The guillotine is a bladed device designed for carrying out executions by beheading. The structure of the device involves a tall, heavy frame from which a traditionally angled blade is suspended, with a movable collar at the bottom for the neck of the prisoner. In addition, most guillotines have a basket to receive the head so that it doesn't bounce or roll after being severed. During use, the condemned's neck is placed in the collar, which is closed so that the condemned is locked in place. The executioner releases a rope or lever that causes the blade to drop, severing the head of the condemned and causing a death that is very close to instantaneous.
The guillotine is famous for its use in France, and more specifically for the heavy wear it saw during the French Revolution and the Reign of Terror. Various forms of the guillotine have been in use since the 14th century, with Ireland and Scotland using a guillotine-like device called the Scottish Maiden, which used a straight rather than angled blade, and Italy and Switzerland employing similar tools in the 15th century. It was France, however, that refined the guillotine, introducing the classically angled blade and using the device almost exclusively for executions until 1977, when the guillotine claimed its last victim. Four years later, the death penalty was outlawed in France.
The guillotine was proposed by Doctor Joseph-Ignace Guillotin, a member of the Revolutionary National Assembly, in the early 1790s, because he felt that a mechanical device for execution would be more humane and efficient than previous methods. Prior to the introduction of the guillotine, members of the nobility were beheaded with swords or axes, which were sometimes blunt and required several blows to effect the execution. Peasants, on the other hand, were burned at the stake, broken on the wheel, or executed in some other inefficient, painful manner.
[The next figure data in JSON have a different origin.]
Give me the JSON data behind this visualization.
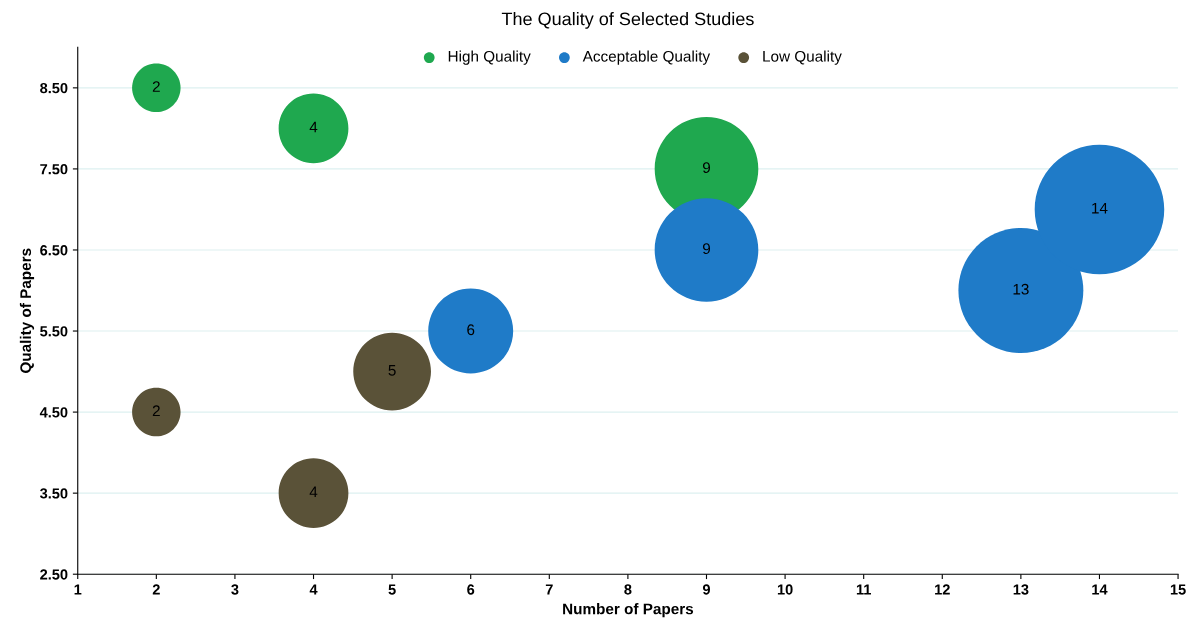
{
  "chart_data": {
    "type": "bubble",
    "title": "The Quality of Selected Studies",
    "xlabel": "Number of Papers",
    "ylabel": "Quality of Papers",
    "xlim": [
      1,
      15
    ],
    "xticks": [
      1,
      2,
      3,
      4,
      5,
      6,
      7,
      8,
      9,
      10,
      11,
      12,
      13,
      14,
      15
    ],
    "ylim": [
      2.5,
      9
    ],
    "yticks": [
      {
        "value": 2.5,
        "label": "2.50"
      },
      {
        "value": 3.5,
        "label": "3.50"
      },
      {
        "value": 4.5,
        "label": "4.50"
      },
      {
        "value": 5.5,
        "label": "5.50"
      },
      {
        "value": 6.5,
        "label": "6.50"
      },
      {
        "value": 7.5,
        "label": "7.50"
      },
      {
        "value": 8.5,
        "label": "8.50"
      }
    ],
    "grid": "y",
    "legend": "top",
    "series": [
      {
        "name": "High Quality",
        "color": "#1fa84f",
        "x": [
          2,
          4,
          9
        ],
        "values": [
          8.5,
          8,
          7.5
        ],
        "sizes": [
          0.14,
          0.29,
          0.64
        ]
      },
      {
        "name": "Acceptable Quality",
        "color": "#1f7bc8",
        "x": [
          6,
          9,
          13,
          14
        ],
        "values": [
          5.5,
          6.5,
          6,
          7
        ],
        "sizes": [
          0.43,
          0.64,
          0.93,
          1
        ]
      },
      {
        "name": "Low Quality",
        "color": "#5a5238",
        "x": [
          2,
          4,
          5
        ],
        "values": [
          4.5,
          3.5,
          5
        ],
        "sizes": [
          0.14,
          0.29,
          0.36
        ]
      }
    ],
    "annotations": [
      {
        "text": "2",
        "x": 2,
        "y": 8.5
      },
      {
        "text": "4",
        "x": 4,
        "y": 8
      },
      {
        "text": "9",
        "x": 9,
        "y": 7.5
      },
      {
        "text": "6",
        "x": 6,
        "y": 5.5
      },
      {
        "text": "9",
        "x": 9,
        "y": 6.5
      },
      {
        "text": "13",
        "x": 13,
        "y": 6
      },
      {
        "text": "14",
        "x": 14,
        "y": 7
      },
      {
        "text": "2",
        "x": 2,
        "y": 4.5
      },
      {
        "text": "4",
        "x": 4,
        "y": 3.5
      },
      {
        "text": "5",
        "x": 5,
        "y": 5
      }
    ]
  }
}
The National Assembly also felt that the use of a uniform device for executions was more egalitarian, and the guillotine was adopted on 20 March 1792 and used almost exclusively until 1977. The only exception to execution by guillotine was for certain crimes against the security of the state, which were punished by firing squad.
Antoine Louis, a member of the Academy of Surgeons, is the man who first designed a functional guillotine, which was initially called a louison or louisette before the press adopted guillotine as the official moniker. Louis made several changes to a basic design that had been in existence for hundreds of years – he added the lunette, the two part circular collar used to hold the condemned's head in place, and the angled blade. His device was first used on 25 April 1792 to execute Nicolas Pelletier, a notorious highwayman.
Many famous members of the French nobility were executed by guillotine during the reign of terror, which lasted from June 1793 to July 1794, notably Marie Antoinette, Louis XVI, and Maximilien Robespierre. It is unclear how many people were executed by guillotine during the Reign of Terror – estimates vary widely from 15,000 to 40,000. Most of these executions were carried out in public, and public executions continued in France until 1939.